Nativity, church window.

I found a photo

This time of year is called Christmas and this stained glass window is in Bethesda chapel in Hanley, Stoke-on-Trent. It depicts Mary, mother of Jesus. I’m afraid the photo is a bit blurry and small, but it is one of my own pictures.

Around 2000 years ago stories were written of a tale of a child born to a virgin woman. The baby was visited by shepherds who were told to see the him by an angel. He was also visited by three Magi or King’s bringing gifts of gold, Frankincense and Myrrh. His family fled as refugees into Egypt to flee the massacre of innocent baby boys by Herods troops.

In later life, after performing miracles by looking after the poor and healing the sick, he was crucified by the Romans as a type of rebel, or freedom fighter, but he was trying to get people to love one another, care for each other, forgive each other’s sins.

The stories were collected into a book called the Bible  and the new Religion called Christianity was born.

How do I feel?

How to describe how I feel at the moment? Cold, boggy, marshy. With a dollop of cat trying to cheer me up. Trying to keep my thirst topped up as a drizzle of germs escape my pores.

The cold is in my house, November is wet and drear now, the snow melting into puddles, possibly around my feet. A muddy, gritty, sloppy mess. My central heating works downstairs, but I can’t sleep in heat so the radiators remain off upstairs. The cats are clothed in fur so are OK. My clothes are warm enough with a brown dressingown to top it off. I need scrooge’s nightcap and a candle to make it perfect.

Hands increasingly wrinkled, my ribs a  sheet of ice that crackles under the skin. Stretch too much and it pulls on the margin of the cartilage. I’m feeling my age, and slowly seeing it emerge from my mess of greying hair.

I don’t normally like to be too descriptive, but today I’ve just tried to give it a go.

Allez! Allez!

Last year I watched the tour de France with my hubby. This year, for the first time in about 20 years I’m watching it on my own. It feels strange, no point in cheering on our favourites, no discussion about how Mark Cavendish will do. Just muttering ‘you would have loved this’ to his memory. I could switch it off, but I don’t want to. Tears will fall. I only got into cycling because of hubby. I miss him so much. He would be out cycling after this, a short ride to keep his legs going. He was over 70 and still enthusiastic. 70 isn’t old, he was young at heart. Disease not age took him from me. 😢😢

Digital play

You don’t have to smile for a selfie

I’m looking a bit glum. I’m tired and got a headache.
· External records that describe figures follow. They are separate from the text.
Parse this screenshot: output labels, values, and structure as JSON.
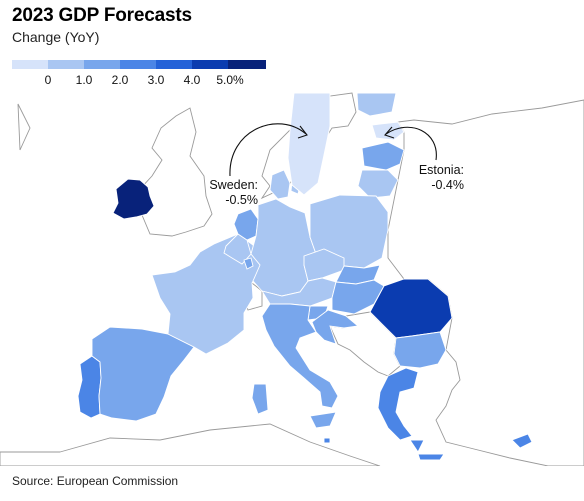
{
  "header": {
    "title": "2023 GDP Forecasts",
    "subtitle": "Change (YoY)"
  },
  "legend": {
    "labels": [
      "0",
      "1.0",
      "2.0",
      "3.0",
      "4.0",
      "5.0%"
    ],
    "colors": [
      "#d6e3fa",
      "#a9c6f2",
      "#78a6ec",
      "#4b85e6",
      "#2462d8",
      "#0b3cb0",
      "#08227a"
    ]
  },
  "colors": {
    "land_outside": "#ffffff",
    "border": "#9a9a9a",
    "eu_border": "#ffffff",
    "sea": "#ffffff"
  },
  "chart_data": {
    "type": "choropleth",
    "title": "2023 GDP Forecasts",
    "subtitle": "Change (YoY)",
    "units": "%",
    "legend_bins": [
      "<0",
      "0-1.0",
      "1.0-2.0",
      "2.0-3.0",
      "3.0-4.0",
      "4.0-5.0",
      ">5.0"
    ],
    "regions": [
      {
        "name": "Ireland",
        "bin": ">5.0"
      },
      {
        "name": "Sweden",
        "value": -0.5,
        "bin": "<0"
      },
      {
        "name": "Estonia",
        "value": -0.4,
        "bin": "<0"
      },
      {
        "name": "Romania",
        "bin": "4.0-5.0"
      },
      {
        "name": "Portugal",
        "bin": "2.0-3.0"
      },
      {
        "name": "Spain",
        "bin": "1.0-2.0"
      },
      {
        "name": "France",
        "bin": "0-1.0"
      },
      {
        "name": "Germany",
        "bin": "0-1.0"
      },
      {
        "name": "Poland",
        "bin": "0-1.0"
      },
      {
        "name": "Italy",
        "bin": "1.0-2.0"
      },
      {
        "name": "Greece",
        "bin": "2.0-3.0"
      },
      {
        "name": "Cyprus",
        "bin": "2.0-3.0"
      },
      {
        "name": "Bulgaria",
        "bin": "1.0-2.0"
      },
      {
        "name": "Hungary",
        "bin": "1.0-2.0"
      },
      {
        "name": "Croatia",
        "bin": "1.0-2.0"
      },
      {
        "name": "Slovenia",
        "bin": "1.0-2.0"
      },
      {
        "name": "Austria",
        "bin": "0-1.0"
      },
      {
        "name": "Czech Republic",
        "bin": "0-1.0"
      },
      {
        "name": "Slovakia",
        "bin": "1.0-2.0"
      },
      {
        "name": "Netherlands",
        "bin": "1.0-2.0"
      },
      {
        "name": "Belgium",
        "bin": "0-1.0"
      },
      {
        "name": "Luxembourg",
        "bin": "1.0-2.0"
      },
      {
        "name": "Denmark",
        "bin": "0-1.0"
      },
      {
        "name": "Finland",
        "bin": "0-1.0"
      },
      {
        "name": "Latvia",
        "bin": "1.0-2.0"
      },
      {
        "name": "Lithuania",
        "bin": "0-1.0"
      },
      {
        "name": "Malta",
        "bin": "2.0-3.0"
      }
    ],
    "annotations": [
      {
        "name": "Sweden",
        "label": "Sweden:",
        "value_label": "-0.5%"
      },
      {
        "name": "Estonia",
        "label": "Estonia:",
        "value_label": "-0.4%"
      }
    ]
  },
  "footer": {
    "source": "Source: European Commission"
  }
}
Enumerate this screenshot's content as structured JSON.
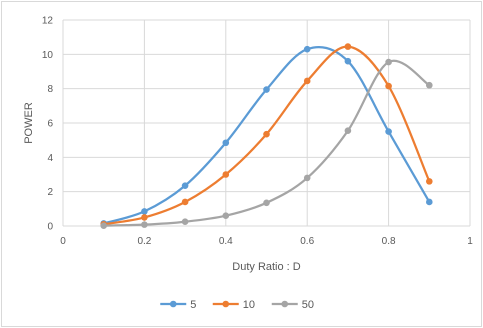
{
  "chart_data": {
    "type": "line",
    "title": "",
    "xlabel": "Duty Ratio : D",
    "ylabel": "POWER",
    "xlim": [
      0,
      1
    ],
    "ylim": [
      0,
      12
    ],
    "x_ticks": [
      0,
      0.2,
      0.4,
      0.6,
      0.8,
      1
    ],
    "x_tick_labels": [
      "0",
      "0.2",
      "0.4",
      "0.6",
      "0.8",
      "1"
    ],
    "y_ticks": [
      0,
      2,
      4,
      6,
      8,
      10,
      12
    ],
    "y_tick_labels": [
      "0",
      "2",
      "4",
      "6",
      "8",
      "10",
      "12"
    ],
    "grid": true,
    "smooth": true,
    "legend_position": "bottom",
    "x": [
      0.1,
      0.2,
      0.3,
      0.4,
      0.5,
      0.6,
      0.7,
      0.8,
      0.9
    ],
    "series": [
      {
        "name": "5",
        "color": "#5b9bd5",
        "values": [
          0.15,
          0.85,
          2.35,
          4.85,
          7.95,
          10.3,
          9.6,
          5.5,
          1.4
        ]
      },
      {
        "name": "10",
        "color": "#ed7d31",
        "values": [
          0.1,
          0.5,
          1.4,
          3.0,
          5.35,
          8.45,
          10.45,
          8.15,
          2.6
        ]
      },
      {
        "name": "50",
        "color": "#a5a5a5",
        "values": [
          0.02,
          0.08,
          0.25,
          0.6,
          1.35,
          2.8,
          5.55,
          9.55,
          8.2
        ]
      }
    ]
  }
}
I know I’ve been overdoing things which is why I haven’t posted much here.

This was taken from a selfie, I tried giving myself a cartoon face but it looked bad so then I played with adding texture in photodirector. I layered another version of the selfie on top. Then I added more using Instagram tools. I’m smiling inside!

Hopefully still alive!

Where do you see yourself in 10 years?

I’m out of my studio, and I’ve lost my partner, but I don’t want to give upon life just yet. I’d like to future proof my life, make it more stable again. I don’t know how I’m going to do that but I’ve got to try.

I’ve always said I want to be around when Halleys Comet comes back. That’s not till 2061! I know it’s a big ambition to last such a long time, but why not? I’ve got to have some goal, yeah, the next ten years will be hard but I want to last longer than that!

Possible painting?

There’s something fascinating about the old windows at Spode Works. I took this photo this week in my friend Amy’s studio. It looks out over the back of the ceramic halls that front onto Kingsway in Stoke. The dirt and grime is from the clay dust that still covers much of the site. The buildings are freezing in winter and stay cool in the summer, I think because of the thermal mass of the solid factory.

Time is gradually eroding and changing the structure of the buildings. Buddlea bushes have colonised one of the older parts of the factory and I wonder if they will make it crumble. It will feel strange not to go there anymore.